A Breakthrough or a Blunder?
In October 2025, OpenAI sparked excitement when a series of social media posts suggested that GPT-5 had solved ten long-standing Erdős math problems and made progress on eleven more. The discussion began with researcher Sebastien Bubeck noting that GPT-5 had identified a previously overlooked solution to one problem and evolved through posts by collaborator Mark Sellke and OpenAI VP Kevin Weil, spreading rapidly across social media. But within days, mathematician Thomas Bloom, who runs the Erdős Problems website, clarified the situation. GPT-5 hadn't solved the problems from scratch; it had uncovered existing solutions buried in academic literature, a capability that was misinterpreted due to the loss of context in a chain of quote-tweets. The episode revealed a gap between AI's real capabilities and how they're sometimes presented.
This wasn't a case of bad faith. OpenAI's researchers were genuinely thrilled about GPT-5's ability to sift through vast mathematical databases, finding answers that even experts had overlooked.
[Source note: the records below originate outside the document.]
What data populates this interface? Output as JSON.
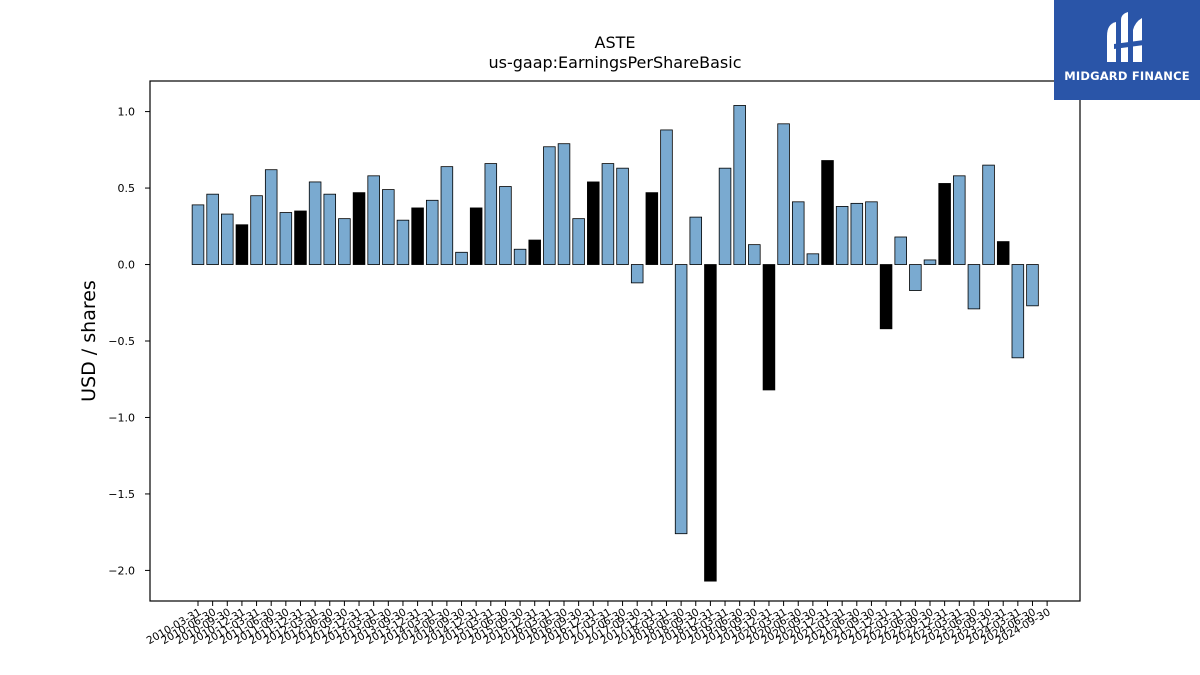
{
  "chart_data": {
    "type": "bar",
    "title": "ASTE",
    "subtitle": "us-gaap:EarningsPerShareBasic",
    "xlabel": "",
    "ylabel": "USD / shares",
    "ylim": [
      -2.2,
      1.2
    ],
    "yticks": [
      1.0,
      0.5,
      0.0,
      -0.5,
      -1.0,
      -1.5,
      -2.0
    ],
    "ytick_labels": [
      "1.0",
      "0.5",
      "0.0",
      "−0.5",
      "−1.0",
      "−1.5",
      "−2.0"
    ],
    "grid": false,
    "legend": "none",
    "colors": {
      "quarter": "#7aaad0",
      "annual": "#000000",
      "edge": "#000000"
    },
    "categories": [
      "2010-03-31",
      "2010-06-30",
      "2010-09-30",
      "2010-12-31",
      "2011-03-31",
      "2011-06-30",
      "2011-09-30",
      "2011-12-31",
      "2012-03-31",
      "2012-06-30",
      "2012-09-30",
      "2012-12-31",
      "2013-03-31",
      "2013-06-30",
      "2013-09-30",
      "2013-12-31",
      "2014-03-31",
      "2014-06-30",
      "2014-09-30",
      "2014-12-31",
      "2015-03-31",
      "2015-06-30",
      "2015-09-30",
      "2015-12-31",
      "2016-03-31",
      "2016-06-30",
      "2016-09-30",
      "2016-12-31",
      "2017-03-31",
      "2017-06-30",
      "2017-09-30",
      "2017-12-31",
      "2018-03-31",
      "2018-06-30",
      "2018-09-30",
      "2018-12-31",
      "2019-03-31",
      "2019-06-30",
      "2019-09-30",
      "2019-12-31",
      "2020-03-31",
      "2020-06-30",
      "2020-09-30",
      "2020-12-31",
      "2021-03-31",
      "2021-06-30",
      "2021-09-30",
      "2021-12-31",
      "2022-03-31",
      "2022-06-30",
      "2022-09-30",
      "2022-12-31",
      "2023-03-31",
      "2023-06-30",
      "2023-09-30",
      "2023-12-31",
      "2024-03-31",
      "2024-06-30",
      "2024-09-30"
    ],
    "values": [
      0.39,
      0.46,
      0.33,
      0.26,
      0.45,
      0.62,
      0.34,
      0.35,
      0.54,
      0.46,
      0.3,
      0.47,
      0.58,
      0.49,
      0.29,
      0.37,
      0.42,
      0.64,
      0.08,
      0.37,
      0.66,
      0.51,
      0.1,
      0.16,
      0.77,
      0.79,
      0.3,
      0.54,
      0.66,
      0.63,
      -0.12,
      0.47,
      0.88,
      -1.76,
      0.31,
      -2.07,
      0.63,
      1.04,
      0.13,
      -0.82,
      0.92,
      0.41,
      0.07,
      0.68,
      0.38,
      0.4,
      0.41,
      -0.42,
      0.18,
      -0.17,
      0.03,
      0.53,
      0.58,
      -0.29,
      0.65,
      0.15,
      -0.61,
      -0.27,
      null
    ],
    "annual": [
      false,
      false,
      false,
      true,
      false,
      false,
      false,
      true,
      false,
      false,
      false,
      true,
      false,
      false,
      false,
      true,
      false,
      false,
      false,
      true,
      false,
      false,
      false,
      true,
      false,
      false,
      false,
      true,
      false,
      false,
      false,
      true,
      false,
      false,
      false,
      true,
      false,
      false,
      false,
      true,
      false,
      false,
      false,
      true,
      false,
      false,
      false,
      true,
      false,
      false,
      false,
      true,
      false,
      false,
      false,
      true,
      false,
      false,
      false
    ]
  },
  "logo": {
    "text": "MIDGARD FINANCE",
    "color": "#2a55a8"
  }
}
The way the news was shared, especially through quote-tweets that lost context, made it sound like the AI had conjured new proofs. The backlash was swift, with Google DeepMind's Demis Hassabis calling it embarrassing and Meta AI's Yann LeCun delivering sharp critiques. The incident underscores a bigger question: how do we talk about AI's role in research without inflating expectations?
AI's Real Power in Research
Despite the miscommunication, GPT-5's feat was no small thing. The model's ability to navigate citation networks and pinpoint solutions across decades of mathematical papers shows a leap in literature search capabilities. In tests, GPT-5 scored 94.6 percent on AIME 2025 math problems and 88.4 percent on graduate-level science questions, proving it can handle complex tasks. Beyond math, it's aiding fields like materials science and climate forecasting, where sifting through data quickly can shave months off research timelines.
Take Google DeepMind's AlphaFold as an example. By predicting protein structures, it solved a decades-old biological puzzle, earning Nobel recognition in 2024. AlphaFold's team clearly communicated its scope: the AI didn't invent new biology but accelerated existing research. This clarity helped scientists embrace the tool. OpenAI's stumble shows that even powerful AI needs precise framing to avoid skepticism from researchers who value accuracy above hype.
Why Words Matter in AI's Rise
The Erdős mix-up highlights a tricky balance. AI companies like OpenAI, Google DeepMind, and Meta are racing to outdo each other, with billions poured into data centers and talent recruitment. In 2025 alone, Meta planned to spend up to 72 billion dollars on AI infrastructure. This competition drives innovation but also tempts bold claims that can erode trust. When OpenAI's posts suggested GPT-5 was rewriting math history, they overlooked how such statements could mislead researchers, journalists, or even investors who rely on accurate capability assessments.
The fallout wasn't just a PR hiccup. Enterprises adopting AI need clear benchmarks to trust systems in fields like law or engineering, where GPT-5 shows promise across over 40 occupations. Missteps like this fuel doubts, slowing adoption. Mathematicians, including Thomas Bloom, emphasized that finding existing solutions, while useful, isn't the same as generating original proofs. Clear communication could have turned this into a win, showcasing AI's role as a research partner rather than a standalone genius.
Lessons From the Math Mishap
Looking at another case, NASA's use of AI for exoplanet detection offers a model for success. By analyzing telescope data, AI identified patterns humans might miss, speeding up discoveries without claiming to invent new physics. The team presented results as a collaboration between human expertise and AI tools, avoiding the hype that tripped up OpenAI. This approach built trust, letting scientists focus on the findings rather than debating the tool's role.
The Erdős incident teaches a clear lesson: honesty about what AI can and can't do builds credibility. OpenAI's researchers later clarified that GPT-5 only found existing solutions, but the initial framing caused a stir that could have been avoided. As AI takes on bigger roles in research, from astronomy to medicine, companies need to prioritize precision in their claims. This means working with domain experts, like mathematicians or biologists, to vet announcements before they hit social media.
Navigating AI's Future in Science
AI's potential to accelerate science is undeniable. Tools like GPT-5 can comb through literature faster than any human, uncovering insights that might take years to find otherwise. But as the industry grows, with electricity demands projected to hit 4 percent of U.S. usage by 2028, the stakes are high. Overhyping capabilities risks not just credibility but also public trust in a field that's already hard to understand.
Moving forward, collaboration could be the answer. Partnerships between AI developers, academics, and regulators can set standards for clear communication. The Erdős incident shows that even a well-meaning post can spark confusion if it lacks context. By grounding claims in verified results, like AlphaFold's precise protein predictions or NASA's data-driven discoveries, AI can cement its place as a trusted partner in science. The challenge now is to keep the excitement alive without letting hype outpace reality.